Pendant de l’univers concret, matériel, des enfants, ce monde en deux dimensions fonctionne comme un écran, sur le mode du virtuel et dans un rapport à l’imaginaire du spectateur qui peut déplier les images accumulées sur l’oeuvre : croquis d’estomac, esquisses du « Prototype de Paradis » montré à la Biennale de Lyon, images de primates... s’y associent librement. S’interrogeant sur l’échelle des oeuvres, l’artiste y a fortement imprimé la marque de son corps, n’y peignant pas plus haut que son bras levé. Aux accents autobiographiques, ce tableau de grand format est également inspiré par la collaboration de Fabrice Hyber avec les chercheurs de l’Institut Pasteur pour lequel l’artiste a réalisé en 2012 une fresque monumentale intitulée « Sans gêne ».

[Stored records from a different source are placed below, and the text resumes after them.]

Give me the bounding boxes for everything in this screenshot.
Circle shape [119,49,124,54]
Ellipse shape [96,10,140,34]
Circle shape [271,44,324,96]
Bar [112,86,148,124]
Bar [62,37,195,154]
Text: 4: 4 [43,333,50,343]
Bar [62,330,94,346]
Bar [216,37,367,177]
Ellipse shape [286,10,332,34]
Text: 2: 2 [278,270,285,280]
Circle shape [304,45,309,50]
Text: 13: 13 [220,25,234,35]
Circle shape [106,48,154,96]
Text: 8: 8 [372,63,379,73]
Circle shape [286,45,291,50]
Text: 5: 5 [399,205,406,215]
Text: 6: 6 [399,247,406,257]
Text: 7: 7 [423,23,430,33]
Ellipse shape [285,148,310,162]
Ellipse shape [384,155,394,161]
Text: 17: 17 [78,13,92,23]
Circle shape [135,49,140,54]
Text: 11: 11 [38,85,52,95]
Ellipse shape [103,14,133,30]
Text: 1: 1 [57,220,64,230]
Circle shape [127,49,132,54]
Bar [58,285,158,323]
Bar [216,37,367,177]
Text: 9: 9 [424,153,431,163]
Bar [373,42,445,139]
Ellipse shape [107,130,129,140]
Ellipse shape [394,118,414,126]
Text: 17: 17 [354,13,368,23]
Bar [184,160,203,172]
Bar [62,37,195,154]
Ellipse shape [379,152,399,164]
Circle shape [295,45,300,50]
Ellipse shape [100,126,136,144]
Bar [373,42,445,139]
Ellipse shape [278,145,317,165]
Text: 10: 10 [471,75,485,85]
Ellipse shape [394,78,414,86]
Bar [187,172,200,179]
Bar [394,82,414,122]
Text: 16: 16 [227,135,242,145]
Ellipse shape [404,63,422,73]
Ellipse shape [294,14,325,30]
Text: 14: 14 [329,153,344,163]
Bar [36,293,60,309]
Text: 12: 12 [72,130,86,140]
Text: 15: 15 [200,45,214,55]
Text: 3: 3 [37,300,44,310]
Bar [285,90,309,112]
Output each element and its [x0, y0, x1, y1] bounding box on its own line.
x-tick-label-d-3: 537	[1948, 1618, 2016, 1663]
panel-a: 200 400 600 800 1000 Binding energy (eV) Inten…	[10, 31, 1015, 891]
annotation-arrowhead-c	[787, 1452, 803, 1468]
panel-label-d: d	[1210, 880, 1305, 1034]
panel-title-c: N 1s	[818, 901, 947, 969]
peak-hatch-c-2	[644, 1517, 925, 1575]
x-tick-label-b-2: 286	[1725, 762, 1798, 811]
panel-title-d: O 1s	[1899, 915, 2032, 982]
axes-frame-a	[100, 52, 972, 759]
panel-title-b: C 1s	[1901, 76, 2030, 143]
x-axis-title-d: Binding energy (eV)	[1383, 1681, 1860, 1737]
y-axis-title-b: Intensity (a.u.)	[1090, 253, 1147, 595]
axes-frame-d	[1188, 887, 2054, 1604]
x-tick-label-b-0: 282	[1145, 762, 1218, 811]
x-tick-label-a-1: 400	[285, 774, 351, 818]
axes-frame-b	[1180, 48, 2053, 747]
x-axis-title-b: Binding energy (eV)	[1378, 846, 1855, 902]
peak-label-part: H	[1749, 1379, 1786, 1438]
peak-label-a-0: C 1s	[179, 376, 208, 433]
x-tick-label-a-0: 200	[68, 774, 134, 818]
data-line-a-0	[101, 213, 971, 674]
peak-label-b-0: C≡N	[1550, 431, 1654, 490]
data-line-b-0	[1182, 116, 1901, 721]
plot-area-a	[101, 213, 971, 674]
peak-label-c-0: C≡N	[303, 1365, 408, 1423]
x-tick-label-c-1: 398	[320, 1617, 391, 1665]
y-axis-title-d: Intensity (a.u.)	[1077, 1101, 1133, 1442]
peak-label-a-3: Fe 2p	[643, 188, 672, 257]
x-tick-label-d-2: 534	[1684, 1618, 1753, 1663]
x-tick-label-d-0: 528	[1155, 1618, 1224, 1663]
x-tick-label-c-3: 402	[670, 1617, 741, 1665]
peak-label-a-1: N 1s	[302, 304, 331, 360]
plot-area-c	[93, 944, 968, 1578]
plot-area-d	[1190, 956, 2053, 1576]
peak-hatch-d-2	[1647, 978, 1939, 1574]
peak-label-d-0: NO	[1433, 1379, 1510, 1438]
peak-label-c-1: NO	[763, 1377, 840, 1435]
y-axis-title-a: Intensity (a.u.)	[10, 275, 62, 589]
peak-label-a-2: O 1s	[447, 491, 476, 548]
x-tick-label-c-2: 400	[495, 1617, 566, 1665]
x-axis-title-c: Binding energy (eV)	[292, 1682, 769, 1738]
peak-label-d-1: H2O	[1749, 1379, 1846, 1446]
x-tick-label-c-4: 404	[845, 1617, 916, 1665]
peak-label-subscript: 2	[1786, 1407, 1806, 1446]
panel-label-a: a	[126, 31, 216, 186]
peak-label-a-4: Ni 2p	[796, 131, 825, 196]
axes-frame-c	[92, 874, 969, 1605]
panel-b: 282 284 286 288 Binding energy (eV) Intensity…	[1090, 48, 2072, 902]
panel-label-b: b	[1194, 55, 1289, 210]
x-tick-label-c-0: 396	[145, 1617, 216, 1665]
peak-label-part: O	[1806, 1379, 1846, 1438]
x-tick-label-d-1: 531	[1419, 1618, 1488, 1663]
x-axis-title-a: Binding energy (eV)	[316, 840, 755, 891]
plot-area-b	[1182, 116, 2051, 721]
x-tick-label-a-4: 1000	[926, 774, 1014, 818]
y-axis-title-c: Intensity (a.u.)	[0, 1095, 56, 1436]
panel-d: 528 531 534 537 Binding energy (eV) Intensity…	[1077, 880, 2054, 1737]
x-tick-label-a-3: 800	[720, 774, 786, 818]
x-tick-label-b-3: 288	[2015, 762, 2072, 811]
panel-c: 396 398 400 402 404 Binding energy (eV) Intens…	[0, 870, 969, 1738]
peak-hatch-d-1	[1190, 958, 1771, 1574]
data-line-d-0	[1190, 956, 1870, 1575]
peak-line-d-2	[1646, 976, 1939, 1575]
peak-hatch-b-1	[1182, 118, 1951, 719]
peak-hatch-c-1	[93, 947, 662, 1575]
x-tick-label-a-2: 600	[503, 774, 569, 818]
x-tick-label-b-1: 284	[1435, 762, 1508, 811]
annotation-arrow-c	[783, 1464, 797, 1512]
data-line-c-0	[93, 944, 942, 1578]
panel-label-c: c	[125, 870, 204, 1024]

Comme souvent chez Fabrice Hyber, l’exposition «Interdit aux enfants» propose aux visiteurs plusieurs niveaux de lecture. Avec ce titre paradoxal, l’artiste saisit l’occasion de « montrer aux parents qu’il est un grand enfant ». Il s’agit également pour l’artiste de donner à voir notre fascination pour les oeuvres d’art, auxquelles il est « interdit » le plus souvent de toucher et qui sont pourtant bien souvent autant de « jouets pour adultes ».